Морган не обратил на шум ни малейшего внимания.
— Другими словами, ваше превосходительство, вы клоните к тому, что вам надо усилить английское влияние здесь, на Тортуге, или мы ее потеряем?
— Не совсем так, — уточнил Уаттс. — Несмотря ни на что, французские братья хорошо к нам относятся. Они ненавидят и боятся испанцев даже больше, чем мы. Нет, Гарри, Англия слишком слаба, а Франция слишком не уверена в себе, поэтому противостоять империи испанцев должна конфедерация братства, и только она!

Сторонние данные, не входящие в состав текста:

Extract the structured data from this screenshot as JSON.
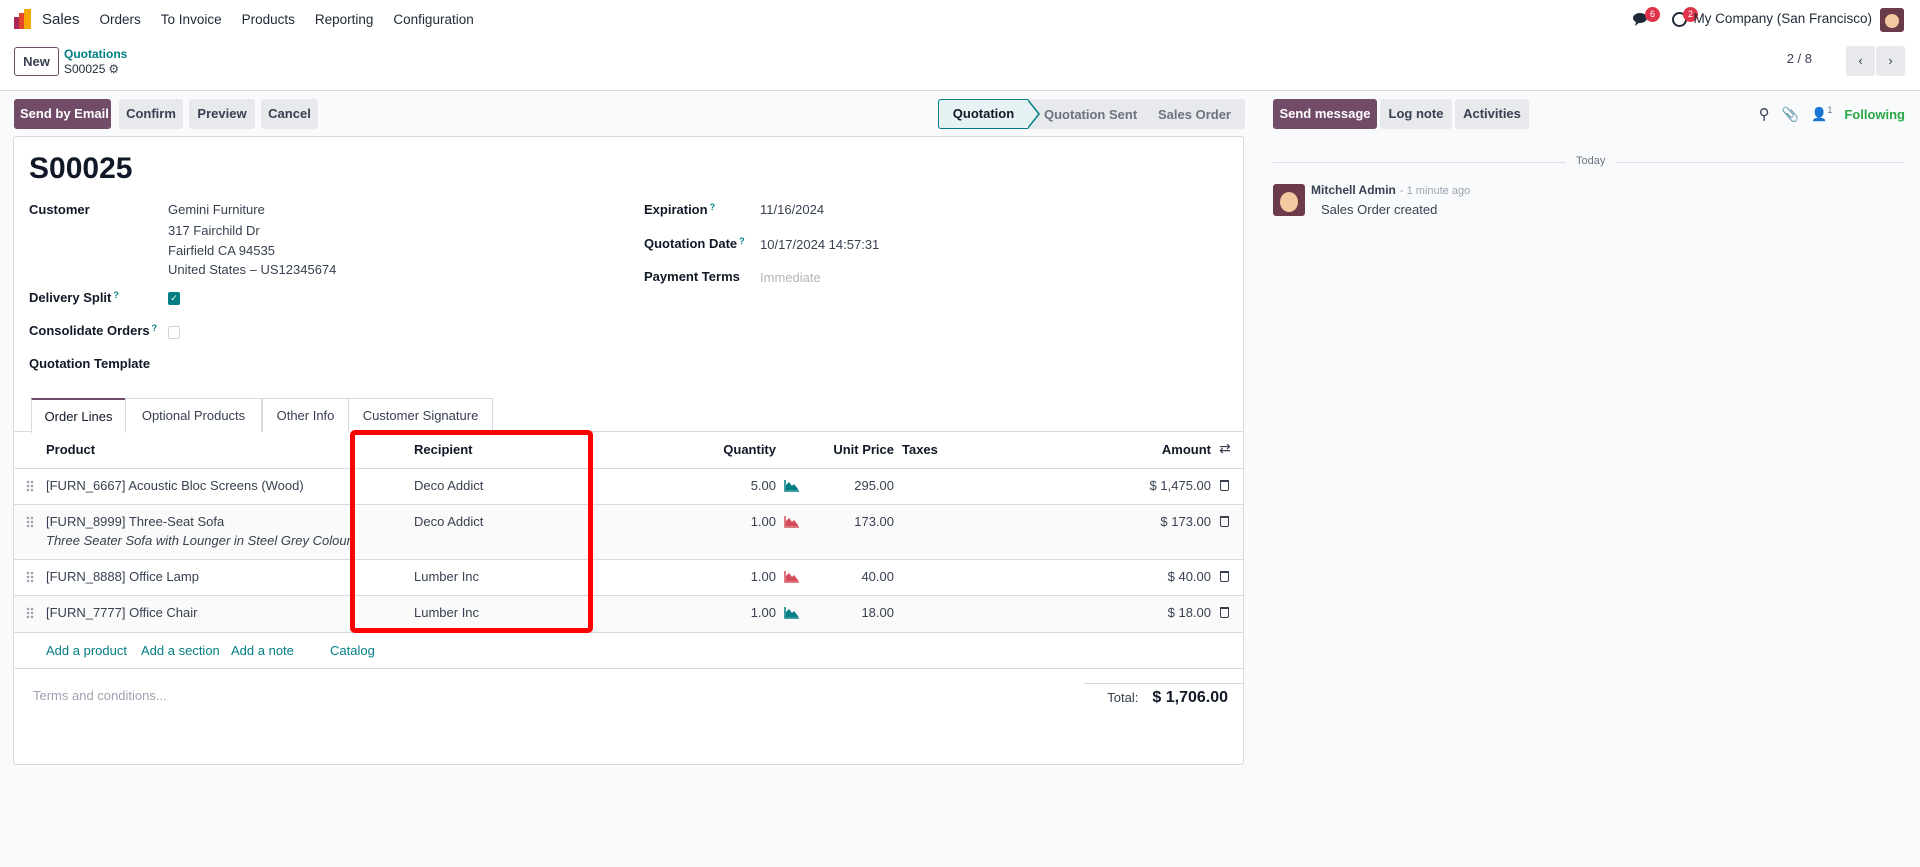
{
  "navbar": {
    "app": "Sales",
    "menu": [
      "Orders",
      "To Invoice",
      "Products",
      "Reporting",
      "Configuration"
    ],
    "messages_count": "6",
    "activities_count": "2",
    "company": "My Company (San Francisco)"
  },
  "control": {
    "new_label": "New",
    "breadcrumb_parent": "Quotations",
    "breadcrumb_current": "S00025",
    "pager": "2 / 8"
  },
  "actions": [
    "Send by Email",
    "Confirm",
    "Preview",
    "Cancel"
  ],
  "statusbar": {
    "stages": [
      "Quotation",
      "Quotation Sent",
      "Sales Order"
    ],
    "active": "Quotation"
  },
  "form": {
    "title": "S00025",
    "customer_label": "Customer",
    "customer_lines": [
      "Gemini Furniture",
      "317 Fairchild Dr",
      "Fairfield CA 94535",
      "United States – US12345674"
    ],
    "delivery_split_label": "Delivery Split",
    "delivery_split": true,
    "consolidate_label": "Consolidate Orders",
    "consolidate": false,
    "template_label": "Quotation Template",
    "expiration_label": "Expiration",
    "expiration": "11/16/2024",
    "qdate_label": "Quotation Date",
    "qdate": "10/17/2024 14:57:31",
    "payment_label": "Payment Terms",
    "payment_placeholder": "Immediate",
    "help_mark": "?"
  },
  "tabs": [
    "Order Lines",
    "Optional Products",
    "Other Info",
    "Customer Signature"
  ],
  "table": {
    "headers": {
      "product": "Product",
      "recipient": "Recipient",
      "quantity": "Quantity",
      "unit_price": "Unit Price",
      "taxes": "Taxes",
      "amount": "Amount"
    },
    "rows": [
      {
        "product": "[FURN_6667] Acoustic Bloc Screens (Wood)",
        "description": "",
        "recipient": "Deco Addict",
        "quantity": "5.00",
        "forecast": "available",
        "unit_price": "295.00",
        "amount": "$ 1,475.00"
      },
      {
        "product": "[FURN_8999] Three-Seat Sofa",
        "description": "Three Seater Sofa with Lounger in Steel Grey Colour",
        "recipient": "Deco Addict",
        "quantity": "1.00",
        "forecast": "unavailable",
        "unit_price": "173.00",
        "amount": "$ 173.00"
      },
      {
        "product": "[FURN_8888] Office Lamp",
        "description": "",
        "recipient": "Lumber Inc",
        "quantity": "1.00",
        "forecast": "unavailable",
        "unit_price": "40.00",
        "amount": "$ 40.00"
      },
      {
        "product": "[FURN_7777] Office Chair",
        "description": "",
        "recipient": "Lumber Inc",
        "quantity": "1.00",
        "forecast": "available",
        "unit_price": "18.00",
        "amount": "$ 18.00"
      }
    ],
    "add_links": [
      "Add a product",
      "Add a section",
      "Add a note",
      "Catalog"
    ],
    "terms_placeholder": "Terms and conditions...",
    "total_label": "Total:",
    "total": "$ 1,706.00"
  },
  "chatter": {
    "send_message": "Send message",
    "log_note": "Log note",
    "activities": "Activities",
    "followers_count": "1",
    "following": "Following",
    "date_sep": "Today",
    "author": "Mitchell Admin",
    "time": "- 1 minute ago",
    "message": "Sales Order created"
  },
  "colors": {
    "primary": "#714b67",
    "teal": "#017e84",
    "highlight": "#ff0000",
    "available": "#017e84",
    "unavailable": "#d44c59",
    "following": "#28a745"
  }
}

— Здесь вы ошибаетесь! — потряс головой Морган. — Братья думают только о добыче и пьянках.
Элиас Уаттс одобрительно улыбнулся.
— Я боюсь, что ты больше чем прав. Спасибо за отчет. Арундейл говорит, что он составлен ясным, деловым языком. А куда ты отправишься теперь?
— На берег, — беззаботно ответил Морган. — Хочу получше познакомиться с шевалье дю Россе; он меня заинтересовал.
Губернатор поднял руку в знак того, что он еще не закончил, и откашлялся.
— Ты собираешься покупать каперскую лицензию на военные действия против испанцев? Да и кроме того, с тебя еще десять процентов добычи. В конце концов, я пишу каперское свидетельство не ради того, чтобы потренироваться в каллиграфии.
Морган ухмыльнулся.
— Но, сэр, ваша доля плывет на борту французского фрегата, который мы… э… позаимствовали в пути. На досуге поразмыслите об этом. Если бы я один командовал рейдом в Сантьяго, ваша доля была бы в три раза больше.
В неожиданной ярости Уаттс вскочил, возвышаясь над невысоким валлийцем на целую голову.
— Берегись, Гарри Морган, не перестарайся! Да сгниют твои кичливые кишки! Ты слишком много о себе думаешь. Ты много обещаешь…
— Доверьте мне командование, и вы увидите, что я выполню все обещания до последнего, — резко оборвал его валлиец.
— Ты прекрасно знаешь, что я не могу назначить тебя командующим…
— Верно, но вы можете поддержать меня на выборах.
— Будь я проклят, если сделаю это, — отрезал Уаттс.
– Ты слишком много хвастаешь, и у тебя здесь слишком много врагов, особенно среди французов.
— Значит, вы не поддержите меня как кандидата в командующие экспедицией? Я был лучшего мнения о вашем уме. — В ту минуту, когда слова слетели с его губ, Морган понял, что сказал это зря.
Уаттс сардонически рассмеялся.
— Правда? Я умираю от огорчения. Позвольте напомнить, сэр, что как капитан вы еще так же зелены, как вон та травка. Я поддержу тебя, когда ты приведешь в Кайону хотя бы достойные по размеру корабли. А теперь проваливай!
Энох Джекмен давно уже спал, храпя, словно дюжина пьяных матросов, посреди неубранной спальни с земляным полом, но капитан Ахилл Трибитор, владелец бригантины, которая только что вернулась из не слишком успешного набега на берега Кубы, продолжал петь еще громче, чем прежде. Совершенно пьяный, он держал в руках португальскую гитару и безмятежно распевал серенады прытким ящерицам, которые шныряли под пальмовой крышей ветхой лачуги Полли Когда-Угодно.